I think he's talking about the rendering algorithm with regards to the stream of text. essentially saying rendering direction should follow reading convention.

on the other hand, in formal arabic, it's not unusual that numers are read in clusters from least significant to most significant (right to left). 1984 would be read : eighty four and nine hundred and a thousand. not sure if the author is aware of this


This article is wonderful. It's interesting, it's captivating, full with detail, and to think I never gave much thought about Arabic rendering before.

This part nearly had me chuckle audibly:

He says yes. The result is "Simplified Arabic": initial fused into medial, final into isolated, ligatures dropped. It conquers the Arab newsroom in a generation. Mrowa is assassinated at his desk eight years later, by an unrelated faction, in an unrelated dispute.

Also, it's depressing how hundreds of millions of people couldn't even get their language typeset on a computer, and our industry meanwhile was busy building AI-native AI for your groceries (have we mentioned it has AI btw?) and similar performative bullshit.


  Internet Explorer 5.5 implements text-justify: kashida. For one brief, weird browser-quarter Microsoft is the only software vendor on earth that can justify Arabic correctly on a screen.

the entire article has llm tells all over it. i read it anyway, and i'm grateful for all the facts i learned (although i cannot trust all of them, for reasons aforementioned), but i genuinely (!) think it's a shame because the topic is an absolutely fascinating one

(i will permit myself to not explain in excruciating detail why i feel that way about this, as we have this discussion several times a day on this site)


Very interesting. I just implemented a text shaper and renderer from scratch with support for complex scripts like Arabic, Nastaliq and Indic (will soon post about it here on HN). Now that you write about it, the lack of stretching really is a deficiency in the OpenType spec.

If you want a solution for this it has to happen in the rendering step, not the shaping (which is HarfBuzz's main task). The shaper has no information about the available space, but when rendering you could stretch individual glyphs to the desired width, similar to adjusting the width of whitespace in Latin, but more complex, because you actually have to modify the glyphs with a scale transform. I am not an expert on Arabic script by any means, but this should be possible IMO. It would at least be an interesting experiment. Of course the JSTF table would be the right way to do it, but there seems to be a lot of confusion around it. Maybe in the age of LLMs we can give it another shot.
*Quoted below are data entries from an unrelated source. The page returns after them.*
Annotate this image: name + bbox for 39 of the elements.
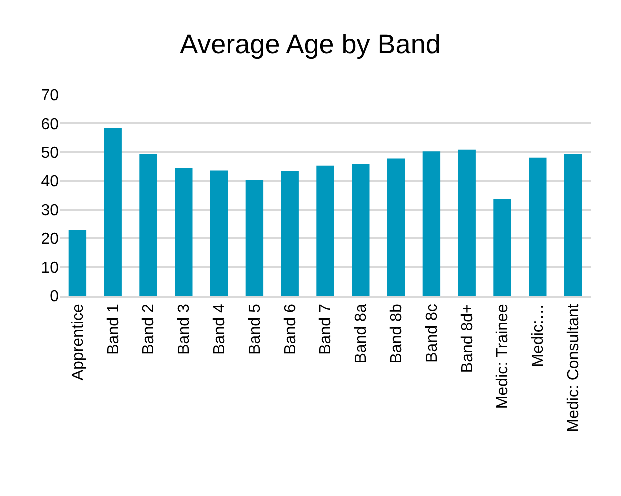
bar xyxy=(494,200,512,296)
bar xyxy=(458,150,476,296)
x-tick-label: Band 6 xyxy=(282,304,300,355)
y-tick-label: 30 xyxy=(41,202,60,220)
y-tick-label: 40 xyxy=(41,174,60,191)
y-tick-label: 10 xyxy=(41,260,60,277)
bar xyxy=(387,158,406,296)
x-tick-label: Band 8a xyxy=(353,304,370,364)
bar xyxy=(281,171,299,296)
x-tick-label: Band 5 xyxy=(246,304,264,355)
x-tick-label: Band 2 xyxy=(140,304,158,355)
x-tick-label: Apprentice xyxy=(70,304,87,381)
bar xyxy=(529,158,547,296)
x-tick-label: Medic: Consultant xyxy=(566,304,582,432)
bar xyxy=(68,230,87,296)
x-tick-label: Medic:… xyxy=(530,304,548,368)
chart-title: Average Age by Band xyxy=(180,30,441,60)
bar xyxy=(175,168,193,296)
x-tick-label: Medic: Trainee xyxy=(494,304,512,410)
x-tick-label: Band 1 xyxy=(105,304,122,355)
x-tick-label: Band 4 xyxy=(212,304,228,355)
bar xyxy=(246,180,264,296)
x-tick-label: Band 3 xyxy=(176,304,194,355)
bar xyxy=(352,164,370,296)
y-tick-label: 70 xyxy=(41,88,60,105)
bar xyxy=(140,154,158,296)
bar xyxy=(104,128,122,296)
y-tick-label: 20 xyxy=(41,231,60,248)
bar xyxy=(422,152,441,296)
y-tick-label: 60 xyxy=(41,116,60,134)
bar xyxy=(210,170,228,296)
bar xyxy=(564,154,582,296)
x-tick-label: Band 8c xyxy=(424,304,441,363)
x-tick-label: Band 7 xyxy=(318,304,335,355)
x-tick-label: Band 8b xyxy=(388,304,406,364)
y-tick-label: 50 xyxy=(41,145,60,162)
y-tick-label: 0 xyxy=(50,288,60,306)
bar xyxy=(316,166,334,296)
x-tick-label: Band 8d+ xyxy=(459,304,476,374)
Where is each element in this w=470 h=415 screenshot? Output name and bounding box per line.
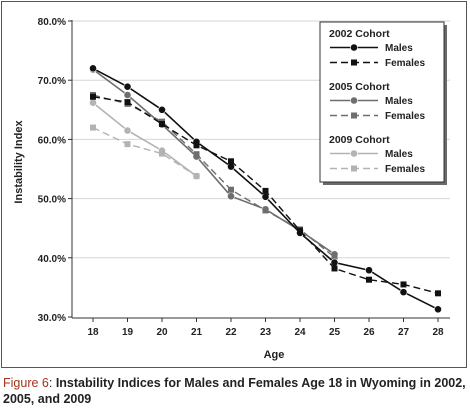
legend-box — [319, 21, 445, 183]
2009-cohort-males-point — [123, 126, 132, 135]
2009-cohort-females-legend-marker — [351, 165, 357, 172]
figure-number: Figure 6 — [3, 376, 49, 390]
2002-cohort-females-point — [400, 281, 407, 288]
x-tick-label: 27 — [398, 327, 410, 338]
2002-cohort-females-point — [331, 265, 338, 272]
2005-cohort-females-point — [228, 186, 234, 193]
2009-cohort-females-point — [124, 141, 131, 148]
line-chart: 30.0% 40.0% 50.0% 60.0% 70.0% 80.0% 18 19 20 21 2… — [13, 17, 450, 361]
2005-cohort-males-point — [227, 192, 235, 201]
2002-cohort-males-point — [365, 266, 373, 275]
2005-cohort-females-legend-marker — [351, 112, 357, 119]
2009-cohort-females-line — [92, 126, 197, 177]
2002-cohort-legend-title: 2002 Cohort — [329, 28, 390, 40]
x-tick-label: 28 — [432, 327, 444, 338]
2009-cohort-females-series — [90, 124, 200, 180]
y-tick-label: 60.0% — [38, 135, 66, 146]
2002-cohort-males-point — [89, 64, 97, 73]
2009-cohort-females-legend-label: Females — [385, 164, 425, 175]
y-tick-label: 80.0% — [38, 17, 66, 28]
figure-caption: Figure 6: Instability Indices for Males … — [3, 375, 467, 407]
2002-cohort-females-point — [366, 276, 372, 283]
caption-separator: : — [48, 376, 56, 390]
2002-cohort-females-point — [297, 227, 303, 234]
x-tick-label: 21 — [191, 327, 203, 338]
2002-cohort-males-legend-marker — [350, 43, 358, 52]
y-tick-label: 70.0% — [38, 76, 66, 87]
2005-cohort-males-legend-label: Males — [385, 96, 413, 107]
2002-cohort-females-point — [159, 121, 165, 128]
2005-cohort-males-point — [123, 91, 132, 99]
x-tick-label: 22 — [225, 327, 237, 338]
2002-cohort-females-point — [90, 93, 96, 100]
2009-cohort-females-point — [159, 150, 165, 157]
2002-cohort-females-legend-label: Females — [385, 58, 425, 69]
x-tick-label: 26 — [363, 327, 375, 338]
2009-cohort-legend-title: 2009 Cohort — [329, 134, 390, 146]
2009-cohort-females-point — [90, 124, 96, 131]
2002-cohort-females-point — [228, 158, 234, 165]
x-tick-label: 25 — [329, 327, 341, 338]
2009-cohort-males-point — [89, 98, 97, 107]
x-tick-label: 23 — [260, 327, 272, 338]
2002-cohort-males-point — [434, 305, 442, 314]
x-tick-label: 18 — [87, 327, 99, 338]
2002-cohort-males-series — [89, 64, 442, 314]
2005-cohort-females-legend-label: Females — [385, 111, 425, 122]
y-tick-label: 50.0% — [38, 195, 66, 206]
2009-cohort-males-legend-marker — [350, 149, 358, 158]
x-tick-label: 19 — [122, 327, 134, 338]
2009-cohort-females-point — [193, 173, 200, 180]
2002-cohort-males-point — [399, 288, 408, 297]
2005-cohort-females-point — [331, 254, 338, 261]
x-tick-labels: 18 19 20 21 22 23 24 25 26 27 28 — [87, 318, 444, 338]
y-axis-label: Instability Index — [13, 120, 25, 204]
figure-frame: 30.0% 40.0% 50.0% 60.0% 70.0% 80.0% 18 19 20 21 2… — [1, 1, 467, 368]
series-lines — [89, 64, 442, 314]
2005-cohort-females-point — [262, 207, 269, 214]
2005-cohort-males-legend-marker — [350, 96, 358, 105]
2002-cohort-males-point — [123, 82, 132, 91]
2009-cohort-males-legend-label: Males — [385, 149, 413, 160]
figure-title: Instability Indices for Males and Female… — [3, 376, 466, 406]
x-axis-label: Age — [264, 349, 285, 361]
2002-cohort-females-point — [435, 290, 441, 297]
y-tick-label: 30.0% — [38, 313, 66, 324]
y-tick-label: 40.0% — [38, 254, 66, 265]
2002-cohort-females-point — [262, 187, 269, 194]
2005-cohort-legend-title: 2005 Cohort — [329, 81, 390, 93]
2002-cohort-females-series — [90, 93, 441, 297]
legend: 2002 Cohort Males Females 2005 Cohort Males F… — [319, 21, 447, 185]
2002-cohort-females-point — [124, 99, 131, 106]
y-tick-labels: 30.0% 40.0% 50.0% 60.0% 70.0% 80.0% — [38, 17, 72, 324]
2005-cohort-females-point — [193, 151, 200, 158]
2002-cohort-males-point — [158, 105, 166, 114]
2002-cohort-females-legend-marker — [351, 59, 357, 66]
2009-cohort-males-line — [92, 102, 197, 177]
2002-cohort-females-point — [193, 142, 200, 149]
x-tick-label: 24 — [294, 327, 306, 338]
2002-cohort-males-legend-label: Males — [385, 43, 413, 54]
x-tick-label: 20 — [156, 327, 168, 338]
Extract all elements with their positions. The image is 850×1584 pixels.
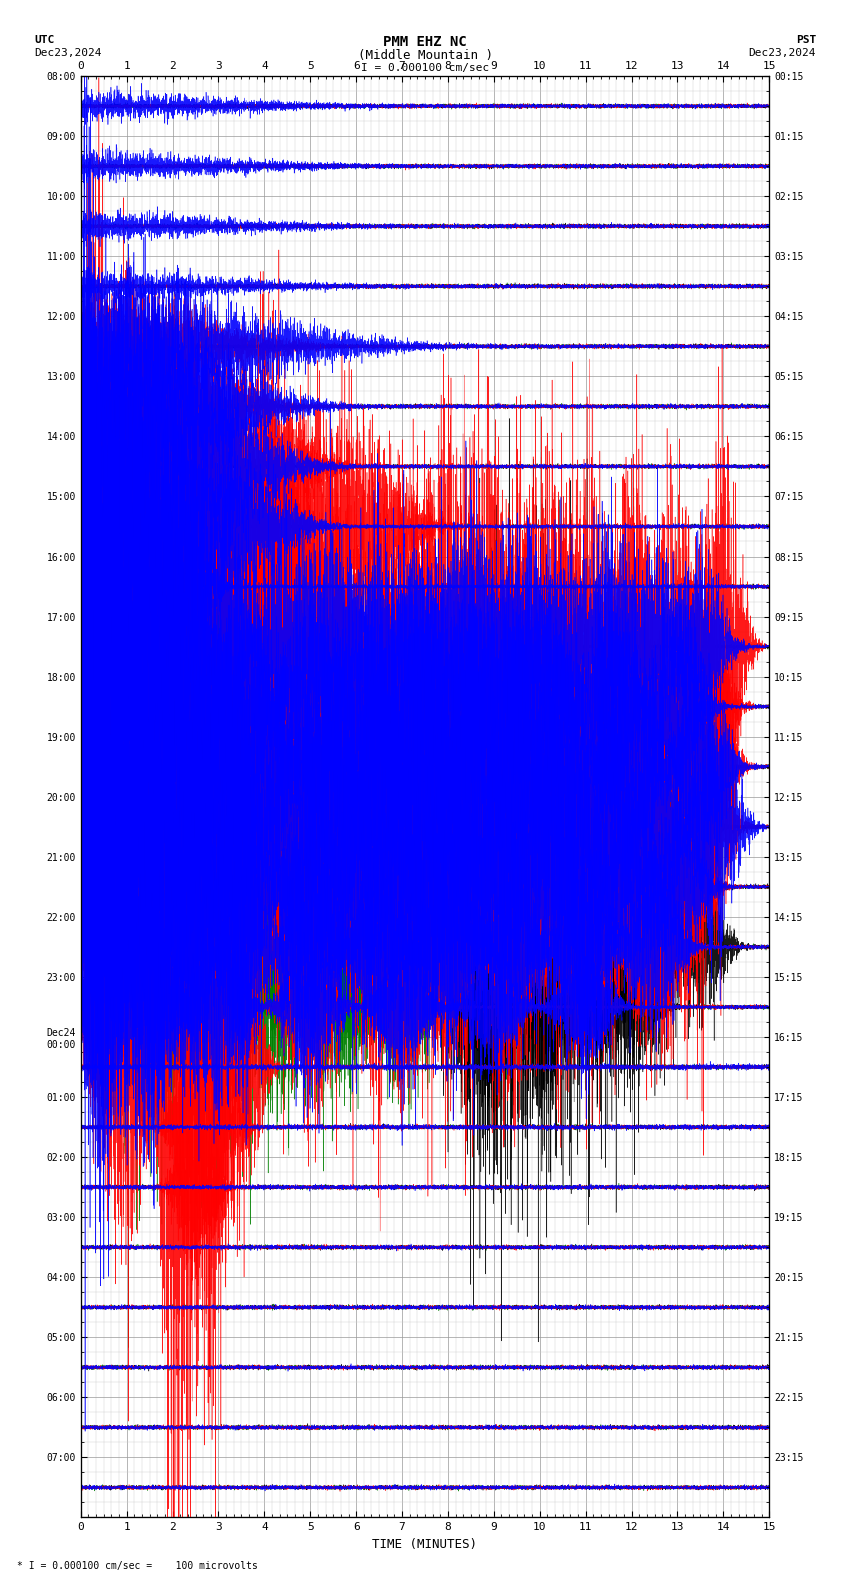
Text: Dec23,2024: Dec23,2024 xyxy=(34,48,101,57)
Text: (Middle Mountain ): (Middle Mountain ) xyxy=(358,49,492,62)
X-axis label: TIME (MINUTES): TIME (MINUTES) xyxy=(372,1538,478,1551)
Text: * I = 0.000100 cm/sec =    100 microvolts: * I = 0.000100 cm/sec = 100 microvolts xyxy=(17,1562,258,1571)
Text: UTC: UTC xyxy=(34,35,54,44)
Text: PST: PST xyxy=(796,35,816,44)
Text: Dec23,2024: Dec23,2024 xyxy=(749,48,816,57)
Text: I = 0.000100 cm/sec: I = 0.000100 cm/sec xyxy=(361,63,489,73)
Text: PMM EHZ NC: PMM EHZ NC xyxy=(383,35,467,49)
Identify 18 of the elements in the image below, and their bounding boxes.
It does seem like a KP-like algorithm ought to be able to optimize the break positions without extreme algorithmic difficulty aside from the inputs being considerably more complex than for Latin block print: the cost function for a proposed line is a straightforward [0] calculable function of the contents of the line, and I think one could make a dynamic programming algorithm that tracks, for each input position, the cost of the optimal layout of all text up to that position with a break at that position. This gives an algorithm that takes cubic time. (For input length n, you need to fill in n values in the table. Each value scans the entire table before that position and does a calculation with complexity linear in the proposed line length.)

As a practical matter, there’s an input length n and there is some upper bound B on a credible line length as measured in code points, so there are only at most n*B credible proposed lines to evaluate, which also limits the useful look back on the table to B positions, so I think the time complexity could be reduced to O(n*B^2) without making the results worse on reasonable inputs, and this is probably quite tolerable.

[0] Straightforward once you’ve implemented the whole Arabic rendering stack, anyway. I am certainly not qualified to calculate this function :)


very interesting, arabic is a good reminder that text rendering is mostly solved for the scripts that shaped the defaults.

The hard part is that typography, shaping, bidi behavior, font fallback, search, and the editor model all leak into each other.

You cannot fix one layer cleanly when the assumptions are wrong in all of them.